Of course there is the modern version of "the computer crashed, the internet went out" and I do listen to that.
But. I build into my assessment 6 tests of which 1 can be dropped (the lowest) score. That means that everyone can decide to either a) not do a test or b) have their system crash.
Everything is online and everything is transparent.
Don't read the syllabus ? Don't ask me for special favors !
@ShaunDakin My class is 100% online too, and I really enjoy it. We do Adobe Connect class meetings via video, so at least I know some faces in addition to names, which is nice. I like your "don't - don't" qualifier!
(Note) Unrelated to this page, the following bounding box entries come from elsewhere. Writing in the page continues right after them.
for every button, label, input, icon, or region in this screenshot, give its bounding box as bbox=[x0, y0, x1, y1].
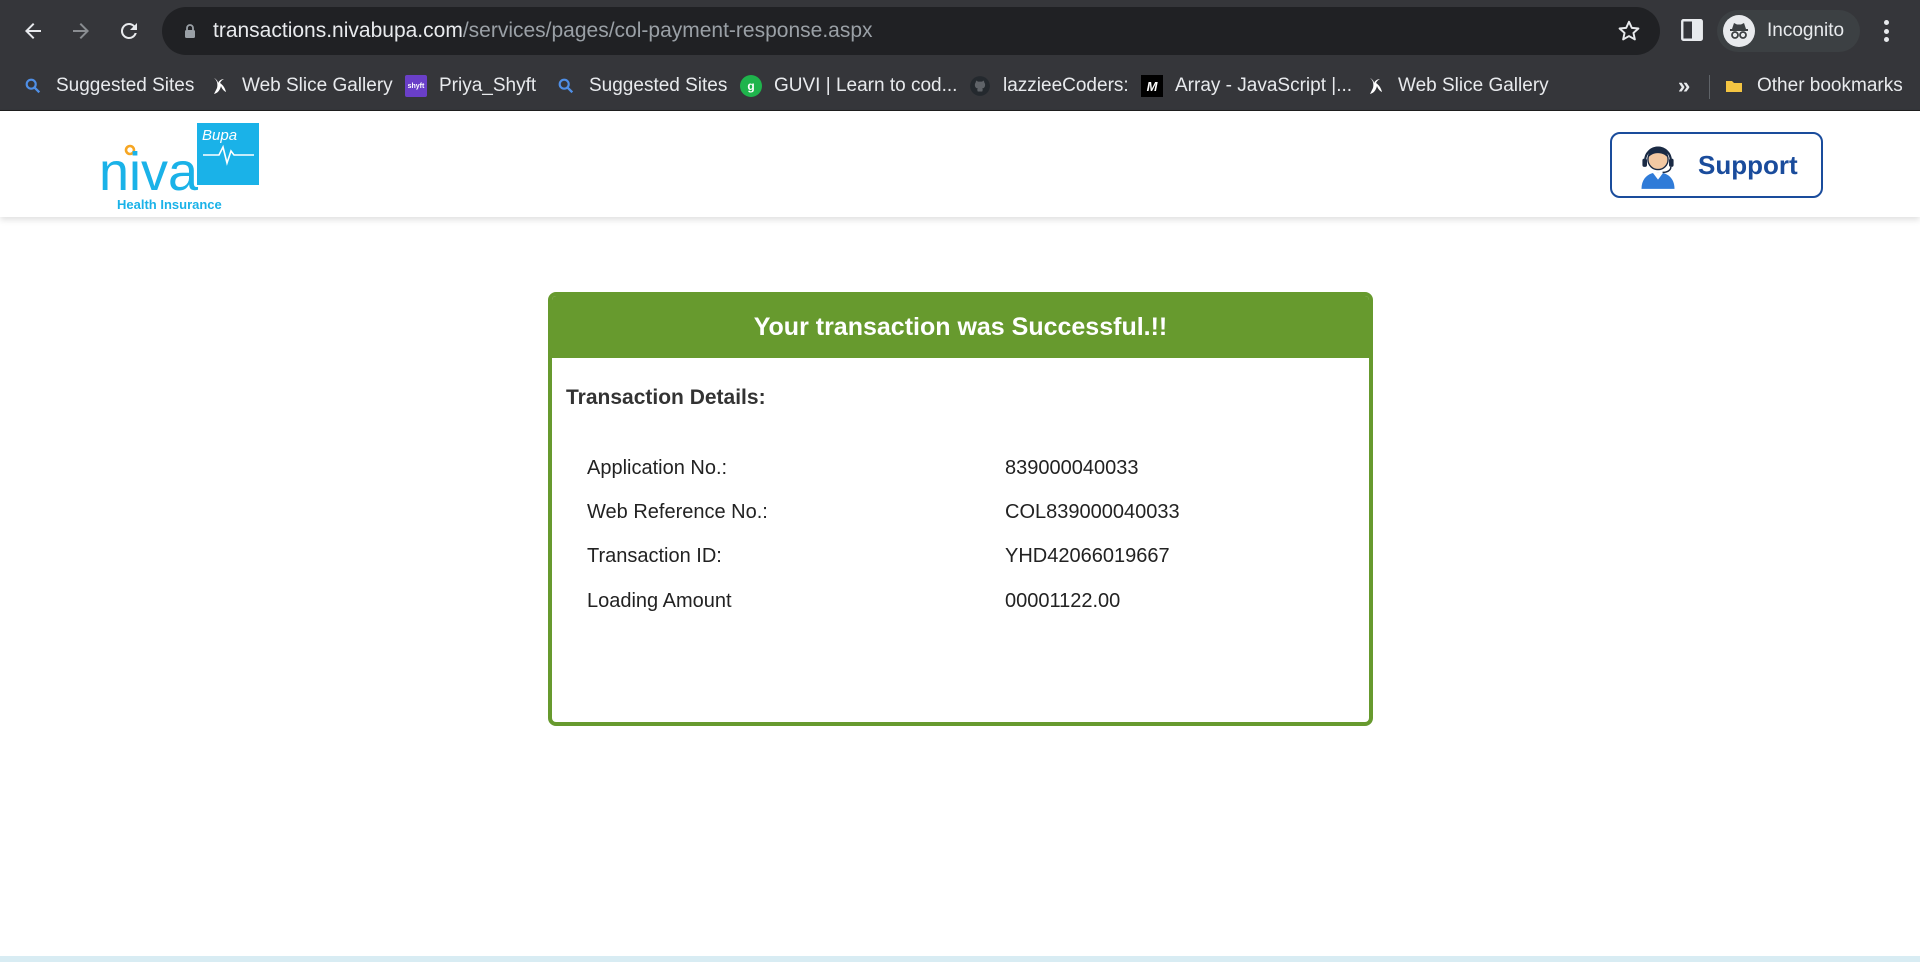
more-bookmarks-icon[interactable]: » bbox=[1678, 73, 1690, 99]
page-bottom-border bbox=[0, 956, 1920, 962]
incognito-icon bbox=[1723, 15, 1755, 47]
incognito-label: Incognito bbox=[1767, 20, 1845, 41]
niva-bupa-logo[interactable]: Bupa niva Health Insurance bbox=[99, 123, 261, 212]
logo-text: niva bbox=[99, 142, 199, 202]
bookmark-label: GUVI | Learn to cod... bbox=[774, 75, 958, 96]
side-panel-icon[interactable] bbox=[1679, 17, 1705, 43]
bookmark-label: Suggested Sites bbox=[56, 75, 195, 96]
address-bar[interactable]: transactions.nivabupa.com/services/pages… bbox=[162, 7, 1660, 55]
detail-value: 839000040033 bbox=[1005, 457, 1139, 479]
detail-label: Web Reference No.: bbox=[587, 501, 768, 523]
bookmarks-bar: Suggested Sites Web Slice Gallery shyft … bbox=[0, 61, 1920, 111]
bookmark-label: Web Slice Gallery bbox=[242, 75, 393, 96]
bookmark-item[interactable]: Suggested Sites bbox=[22, 72, 194, 100]
bookmark-label: Suggested Sites bbox=[589, 75, 728, 96]
other-bookmarks-label: Other bookmarks bbox=[1757, 75, 1903, 96]
bookmark-label: Priya_Shyft bbox=[439, 75, 537, 96]
detail-row: Transaction ID: YHD42066019667 bbox=[587, 545, 1347, 575]
card-header: Your transaction was Successful.!! bbox=[552, 296, 1369, 358]
detail-value: YHD42066019667 bbox=[1005, 545, 1170, 567]
bookmark-item[interactable]: lazzieeCoders: bbox=[969, 72, 1129, 100]
search-icon bbox=[555, 75, 577, 97]
detail-label: Application No.: bbox=[587, 457, 728, 479]
bookmark-item[interactable]: M Array - JavaScript |... bbox=[1141, 72, 1352, 100]
browser-toolbar: transactions.nivabupa.com/services/pages… bbox=[0, 0, 1920, 61]
forward-button[interactable] bbox=[62, 12, 100, 50]
bookmark-item[interactable]: Web Slice Gallery bbox=[1364, 72, 1549, 100]
folder-icon bbox=[1723, 75, 1745, 97]
bookmark-label: Web Slice Gallery bbox=[1398, 75, 1549, 96]
detail-label: Loading Amount bbox=[587, 590, 732, 612]
guvi-icon: g bbox=[740, 75, 762, 97]
mdn-icon: M bbox=[1141, 75, 1163, 97]
incognito-profile-button[interactable]: Incognito bbox=[1717, 10, 1861, 52]
support-button[interactable]: Support bbox=[1610, 132, 1823, 198]
reload-button[interactable] bbox=[110, 12, 148, 50]
github-icon bbox=[969, 75, 991, 97]
reload-icon bbox=[120, 22, 137, 39]
bookmark-item[interactable]: Web Slice Gallery bbox=[208, 72, 393, 100]
detail-value: 00001122.00 bbox=[1005, 590, 1121, 612]
bookmark-label: lazzieeCoders: bbox=[1003, 75, 1129, 96]
detail-row: Web Reference No.: COL839000040033 bbox=[587, 501, 1347, 531]
web-slice-icon bbox=[1364, 75, 1386, 97]
site-header: Bupa niva Health Insurance Support bbox=[0, 111, 1920, 217]
bookmark-item[interactable]: Suggested Sites bbox=[555, 72, 727, 100]
other-bookmarks[interactable]: Other bookmarks bbox=[1723, 72, 1903, 100]
back-button[interactable] bbox=[14, 12, 52, 50]
detail-row: Application No.: 839000040033 bbox=[587, 457, 1347, 487]
web-slice-icon bbox=[208, 75, 230, 97]
bookmark-label: Array - JavaScript |... bbox=[1175, 75, 1353, 96]
url-text: transactions.nivabupa.com/services/pages… bbox=[213, 19, 873, 43]
shyft-icon: shyft bbox=[405, 75, 427, 97]
lock-icon bbox=[185, 24, 195, 38]
url-path: /services/pages/col-payment-response.asp… bbox=[462, 19, 873, 42]
transaction-details-heading: Transaction Details: bbox=[566, 386, 766, 409]
logo-badge: Bupa bbox=[202, 127, 237, 144]
detail-row: Loading Amount 00001122.00 bbox=[587, 590, 1347, 620]
arrow-right-icon bbox=[73, 23, 89, 39]
bookmarks-divider bbox=[1709, 75, 1710, 99]
star-icon[interactable] bbox=[1616, 18, 1642, 44]
detail-label: Transaction ID: bbox=[587, 545, 722, 567]
bookmark-item[interactable]: g GUVI | Learn to cod... bbox=[740, 72, 957, 100]
search-icon bbox=[22, 75, 44, 97]
support-label: Support bbox=[1698, 149, 1798, 180]
transaction-result-card: Your transaction was Successful.!! Trans… bbox=[548, 292, 1373, 726]
support-agent-icon bbox=[1641, 146, 1675, 189]
detail-value: COL839000040033 bbox=[1005, 501, 1180, 523]
arrow-left-icon bbox=[25, 23, 41, 39]
logo-tagline: Health Insurance bbox=[117, 197, 222, 211]
url-host: transactions.nivabupa.com bbox=[213, 19, 463, 42]
bookmark-item[interactable]: shyft Priya_Shyft bbox=[405, 72, 536, 100]
browser-menu-icon[interactable] bbox=[1876, 16, 1896, 46]
success-message: Your transaction was Successful.!! bbox=[753, 312, 1168, 341]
I needed this this morning, @Shonali, as I have managed to slog through the monsoon (hey, it's not snow, so there's an upside!) to open my email here at Curry and read a paper from an (undergrad) COM Scholars student that is, at best, unreadable. Four simple questions to answer...total miss.
Following directions is one key step toward forming a cooperative relationship in my mind. If you listen to me and heed my suggestions/directions/instructions...and vice versa...there is a very good chance that we will ultimately form a very cooperative relationship and do some very cool things.
But this requires (a) an open mind...I'm pretty good at what I do and am willing to learn how to do it even better, and (b) a willingness to be argued against and to take that response not as a criticism but as a learning moment.
My own PR students/mentees have learned that our relationship is based on two-way, "symmetric" communication (thank you, Jim Grunig!), and, if we all play by the same rules, we all succeed in one way or another.
Thanks for putting so eloquently in words what I feel in my heart and sense in every bone of my professional being!
@KirkHazlett You are a trooper, Kirk! Yes, exactly - it is so critical to building good relationships... not just for the sake of the work at hand but, frankly, for long-term benefit from a business point of view. I mean, if someone is brilliant at what they do, yet working with them is really difficult, why would anyone want to work with them again?
I don't know if it's because I'm growing older, but I see this disconnect quite a bit. Not just with my students, but with quite a few of the people I encounter as well. Sometimes it is in the blogging context, sometimes work. And this is absolutely not a scientific statement, since I have no data to back it up, but more and more I'm seeing it from Gen Y-ers. Working with them is a completely different cup of tea!